The only teams to draw a complete blank over the holidays were Wolves – who scored once, conceded eight times, and have now lost four of their last five games – and bottom of the table Barnsley. After a week which saw managerial changes at both Blackburn and Nottingham Forest because their respective owners seem to be suffering from delusions of grandeur rather than for footballing reasons, Keith Hill’s dismissal following the Tykes home defeat by Blackburn last Saturday was much more prosaic. Barnsley weren’t very good last season – although to be fair to Hill the Tykes were never in the bottom three – and haven’t been any better in the first half of 2012/13: one win in the last fourteen league games and finishing the year in last place was enough to convince the powers that be at Oakwell that a change was necessary.

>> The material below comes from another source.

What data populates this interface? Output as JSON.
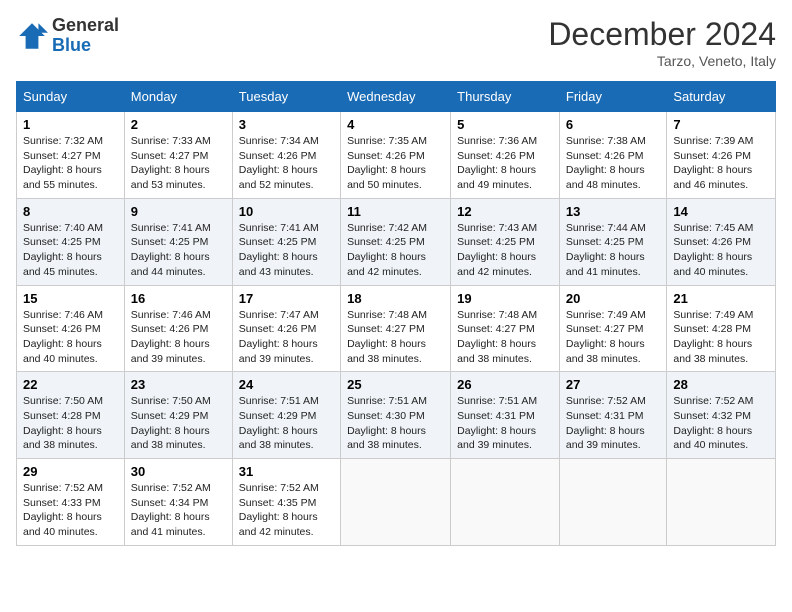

I covered the 3rd Round of the FA Cup (with Budweiser – which is what you’re supposed to say) in this post at the start of last month, so there’s probably no need to go over the same ground today. The only televised game involving a Championship team this weekend is when Newcastle visit Brighton at lunchtime (ITV, 12:30pm) but given the lack of sustained success in the competition by second tier teams in the last few seasons, a couple of upsets by sides further down the league and one team in the quarter finals will probably be the highlight this year.

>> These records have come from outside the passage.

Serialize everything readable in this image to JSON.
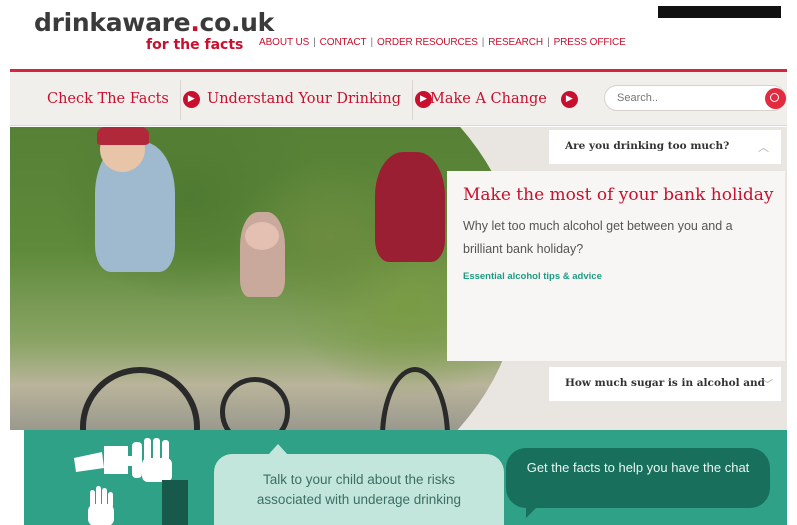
{
  "header": {
    "logo_main": "drinkaware",
    "logo_dot": ".",
    "logo_domain": "co.uk",
    "logo_tagline": "for the facts",
    "links": [
      "ABOUT US",
      "CONTACT",
      "ORDER RESOURCES",
      "RESEARCH",
      "PRESS OFFICE"
    ]
  },
  "nav": {
    "items": [
      {
        "label": "Check The Facts"
      },
      {
        "label": "Understand Your Drinking"
      },
      {
        "label": "Make A Change"
      }
    ],
    "search_placeholder": "Search.."
  },
  "hero": {
    "accordion_top": "Are you drinking too much?",
    "accordion_bottom": "How much sugar is in alcohol and",
    "promo_title": "Make the most of your bank holiday",
    "promo_text": "Why let too much alcohol get between you and a brilliant bank holiday?",
    "promo_link": "Essential alcohol tips & advice"
  },
  "band": {
    "left_bubble": "Talk to your child about the risks associated with underage drinking",
    "right_bubble": "Get the facts to help you have the chat"
  },
  "colors": {
    "brand_red": "#c8102e",
    "teal": "#2ea186",
    "dark_teal": "#176f5c"
  },
  "icons": [
    "arrow-right-icon",
    "search-icon",
    "chevron-up-icon",
    "chevron-down-icon",
    "hand-stop-icon",
    "bottle-icon"
  ]
}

In what appears to be becoming a two horse race in the competition to become the most dysfunctional team in the Championship, Blackburn Rovers have sacked Henning Berg less than 24 hours after Nottingham Forest showed Sean O’Driscoll the door.
To be fair to Blackburn, they were front runners anyway – with Venky’s having eventually caved in to fan pressure to remove Steve Kean despite a good start to the season and replaced him with a manager with no experience outside the bottom half of the Norwegian Eliteserien. I’m beginning to wonder if the owners actually thought they were getting Ole-Gunnar Solksjaer rather than Henning Berg, but the point is moot now.
I’d imagine the front runners to replace both of the latest casualties would include Mark Hughes, Owen Coyle and Alan Curbishley but what do I know? I just blog about the Championship every week and made my opinions about both Berg and O’Driscoll (and here) clear either before or shortly after they’d been appointed. For what it’s worth, I think the best appointment made since the start of the season is Mick McCarthy at Ipswich.
Update: Alex McLeish was appointed Forest manager this evening. He’s not managed in the Championship for four seasons and is – statistically speaking – Aston Villa’s worst ever manager. Here we go again: if the Al Hasawi family want to spend one season in the Premier League and have a good run in the Capital One Cup, then McLeish could be the right choice.